My taste started coming back, first with sweet. (Which supports my Mother's theory that old people like sweets so much because as tastebuds dull with age, the sweet taste remains the strongest.) The next taste restored was hot. Then along came salty. Yesterday, I tasted sour again. Finally today, I started realizing savory. Dull but getting there.

But I still can't smell a thing. Not even Patchouli!! Not even the loud perfume I got for Christmas last year. Nor the bacon I cooked.

Aarrghhh, I want my olfactory back.

Tuesday, March 2, 2010

Belle's Lasagna

Lasagna, wide flat noodles, often with curly edges, can be layered with anything. Various cheeses are used and the cook's choice of sauce can vary greatly, the most common being a tomato sauce, meat sauce, and/or bechamel.

While visiting friends in Florida, we were treated to a delicious fresh seafood lasagna. At a Southern family farm, I was once served lasagna with creamed corn, crowder peas (both picked from the fields that day) and a cornbread muffin. I have cooked and eaten many varieties of lasagna, vegetarian and otherwise, but this is the recipe I always go back to. In our small town, back in the day, ricotta cheese was not available, so we always used whole milk cottage cheese.
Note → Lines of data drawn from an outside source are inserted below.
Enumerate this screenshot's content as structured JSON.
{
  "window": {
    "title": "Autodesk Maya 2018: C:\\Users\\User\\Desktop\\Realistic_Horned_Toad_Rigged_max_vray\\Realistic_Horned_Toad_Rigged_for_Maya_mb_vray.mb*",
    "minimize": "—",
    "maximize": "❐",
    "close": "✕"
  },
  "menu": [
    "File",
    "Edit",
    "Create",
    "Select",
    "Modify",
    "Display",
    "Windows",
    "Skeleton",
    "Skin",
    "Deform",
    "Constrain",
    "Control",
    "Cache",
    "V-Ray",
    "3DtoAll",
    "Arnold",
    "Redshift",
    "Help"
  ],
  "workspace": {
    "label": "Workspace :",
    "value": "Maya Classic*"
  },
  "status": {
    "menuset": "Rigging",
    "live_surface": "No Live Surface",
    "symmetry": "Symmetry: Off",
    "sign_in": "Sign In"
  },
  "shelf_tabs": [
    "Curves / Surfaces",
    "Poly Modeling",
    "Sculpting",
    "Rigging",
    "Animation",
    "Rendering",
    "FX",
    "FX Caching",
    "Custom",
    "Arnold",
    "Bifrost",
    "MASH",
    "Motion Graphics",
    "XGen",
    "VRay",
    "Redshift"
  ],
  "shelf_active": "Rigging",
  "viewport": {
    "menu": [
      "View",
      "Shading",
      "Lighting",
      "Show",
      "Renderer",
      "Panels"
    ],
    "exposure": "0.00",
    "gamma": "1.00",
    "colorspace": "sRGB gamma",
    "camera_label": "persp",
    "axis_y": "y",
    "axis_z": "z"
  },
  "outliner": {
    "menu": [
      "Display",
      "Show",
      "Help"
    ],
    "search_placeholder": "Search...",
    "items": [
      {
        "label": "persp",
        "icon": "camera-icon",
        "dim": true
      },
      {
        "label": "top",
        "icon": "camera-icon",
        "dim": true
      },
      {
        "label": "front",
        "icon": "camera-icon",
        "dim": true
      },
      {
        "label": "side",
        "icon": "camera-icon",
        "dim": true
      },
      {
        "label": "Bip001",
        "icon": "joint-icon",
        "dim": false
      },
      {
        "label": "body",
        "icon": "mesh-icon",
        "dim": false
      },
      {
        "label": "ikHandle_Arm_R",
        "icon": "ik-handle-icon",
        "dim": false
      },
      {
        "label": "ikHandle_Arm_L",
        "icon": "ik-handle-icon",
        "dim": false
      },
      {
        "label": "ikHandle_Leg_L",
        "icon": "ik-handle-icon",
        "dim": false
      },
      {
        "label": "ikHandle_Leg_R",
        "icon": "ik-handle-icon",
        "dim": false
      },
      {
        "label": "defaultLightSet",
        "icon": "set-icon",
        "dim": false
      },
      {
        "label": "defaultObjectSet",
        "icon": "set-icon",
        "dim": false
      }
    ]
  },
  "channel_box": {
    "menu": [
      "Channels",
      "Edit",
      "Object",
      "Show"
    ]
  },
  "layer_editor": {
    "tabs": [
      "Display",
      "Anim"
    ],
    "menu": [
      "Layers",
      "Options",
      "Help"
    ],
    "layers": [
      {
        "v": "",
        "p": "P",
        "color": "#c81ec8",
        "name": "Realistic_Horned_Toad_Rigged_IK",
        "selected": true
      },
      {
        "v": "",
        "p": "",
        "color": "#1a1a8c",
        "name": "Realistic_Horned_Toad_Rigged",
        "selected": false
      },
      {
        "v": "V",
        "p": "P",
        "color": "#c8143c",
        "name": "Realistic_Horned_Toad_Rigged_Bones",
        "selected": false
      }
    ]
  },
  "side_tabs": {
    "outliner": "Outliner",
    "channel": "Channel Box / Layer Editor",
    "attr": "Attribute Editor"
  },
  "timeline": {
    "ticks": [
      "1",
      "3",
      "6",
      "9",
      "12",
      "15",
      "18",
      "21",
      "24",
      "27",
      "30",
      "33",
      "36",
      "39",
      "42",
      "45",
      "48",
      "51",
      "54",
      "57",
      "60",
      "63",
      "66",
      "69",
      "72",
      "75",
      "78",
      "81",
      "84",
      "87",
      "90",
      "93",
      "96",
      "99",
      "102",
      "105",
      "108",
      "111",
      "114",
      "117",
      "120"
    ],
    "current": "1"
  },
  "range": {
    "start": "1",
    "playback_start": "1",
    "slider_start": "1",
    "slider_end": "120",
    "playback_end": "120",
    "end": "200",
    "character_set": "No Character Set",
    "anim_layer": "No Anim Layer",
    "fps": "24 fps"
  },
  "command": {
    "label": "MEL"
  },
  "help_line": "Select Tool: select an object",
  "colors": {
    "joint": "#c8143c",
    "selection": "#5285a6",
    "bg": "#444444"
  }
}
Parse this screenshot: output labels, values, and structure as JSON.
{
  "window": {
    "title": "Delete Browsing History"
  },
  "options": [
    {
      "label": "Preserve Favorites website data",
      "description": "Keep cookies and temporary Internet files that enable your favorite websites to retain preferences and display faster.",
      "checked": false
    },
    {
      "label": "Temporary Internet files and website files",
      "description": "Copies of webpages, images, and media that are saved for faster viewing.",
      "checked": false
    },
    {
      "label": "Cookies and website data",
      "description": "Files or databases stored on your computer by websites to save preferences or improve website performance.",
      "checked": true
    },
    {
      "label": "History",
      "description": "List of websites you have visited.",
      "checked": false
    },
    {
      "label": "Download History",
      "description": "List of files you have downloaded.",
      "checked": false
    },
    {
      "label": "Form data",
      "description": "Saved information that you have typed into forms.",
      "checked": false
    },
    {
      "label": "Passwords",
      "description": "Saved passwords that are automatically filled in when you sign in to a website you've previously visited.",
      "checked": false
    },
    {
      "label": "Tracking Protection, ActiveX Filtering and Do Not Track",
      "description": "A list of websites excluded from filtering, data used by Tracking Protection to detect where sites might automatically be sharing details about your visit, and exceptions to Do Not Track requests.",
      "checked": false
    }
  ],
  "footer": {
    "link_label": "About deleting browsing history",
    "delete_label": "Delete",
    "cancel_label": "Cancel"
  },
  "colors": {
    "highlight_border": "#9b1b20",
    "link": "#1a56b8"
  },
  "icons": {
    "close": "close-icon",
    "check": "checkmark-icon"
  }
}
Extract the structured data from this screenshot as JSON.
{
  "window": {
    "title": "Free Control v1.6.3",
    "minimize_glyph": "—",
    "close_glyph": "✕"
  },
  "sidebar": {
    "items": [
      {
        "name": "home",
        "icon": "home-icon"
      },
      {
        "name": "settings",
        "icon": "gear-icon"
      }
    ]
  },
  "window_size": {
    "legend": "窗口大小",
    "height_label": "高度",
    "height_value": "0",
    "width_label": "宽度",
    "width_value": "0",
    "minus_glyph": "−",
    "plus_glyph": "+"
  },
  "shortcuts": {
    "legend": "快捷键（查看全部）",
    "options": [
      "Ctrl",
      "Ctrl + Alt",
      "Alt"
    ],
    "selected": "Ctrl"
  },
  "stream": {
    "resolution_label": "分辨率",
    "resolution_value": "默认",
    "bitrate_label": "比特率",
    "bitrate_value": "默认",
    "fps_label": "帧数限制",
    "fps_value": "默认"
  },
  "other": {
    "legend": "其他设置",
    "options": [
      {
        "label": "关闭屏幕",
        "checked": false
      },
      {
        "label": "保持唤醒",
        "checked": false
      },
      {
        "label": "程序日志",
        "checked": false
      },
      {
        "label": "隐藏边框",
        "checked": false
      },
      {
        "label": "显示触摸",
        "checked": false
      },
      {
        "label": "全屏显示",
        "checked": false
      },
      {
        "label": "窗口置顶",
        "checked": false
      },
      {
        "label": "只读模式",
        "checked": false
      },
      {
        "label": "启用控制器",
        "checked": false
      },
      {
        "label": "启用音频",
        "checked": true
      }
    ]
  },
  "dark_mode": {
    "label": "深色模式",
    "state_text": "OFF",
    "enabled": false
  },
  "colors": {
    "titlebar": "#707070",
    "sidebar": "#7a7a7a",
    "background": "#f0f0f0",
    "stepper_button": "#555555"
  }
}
I still love it prepared this way.

Belle's Lasagna
1 pound lean ground beef
1 medium onion, chopped
2 cloves garlic, minced
1 qt. canned tomatoes
2 cups tomato sauce
1/4 cup chopped parsley
1 Tbsp. sugar
1 tsp. salt
1 tsp. basil
24 oz. whole milk cottage cheese
1/2 cup Parmesan cheese
2 Tbsp. chopped parsley
1/2 tsp. salt
1 tsp. oregano
8 oz. lasagna noodles, cooked al dente, and well drained
3/4 lb. mozzarella cheese, shredded
1/2 cup parmesan cheese

Cook and stir meat, onions and garlic, until meat is brown and onion is tender. Add tomatoes, tomato sauce, 1/4 cup parsley, sugar, 1 tsp. salt, and the basil. Cook uncovered, stirring occasionally, for 1 hour.

Mix together the cottage cheese, 1/2 cup Parmesan cheese, 2 Tbsp. parsley, 1/2 tsp. salt, and the oregano.

Reserve 1/2 cup of the meat sauce for a thin top layer. In an ungreased baking pan, layer 1/4 each of the noodles, meat sauce, mozzarella, then cottage cheese mixture. Repeat 3 times. Spread the reserved meat sauce over the top and sprinkle with 1/2 cup Parmesan cheese.
Bake at 350 degrees, uncovered, for 45 minutes. Let stand 15 minutes before cutting.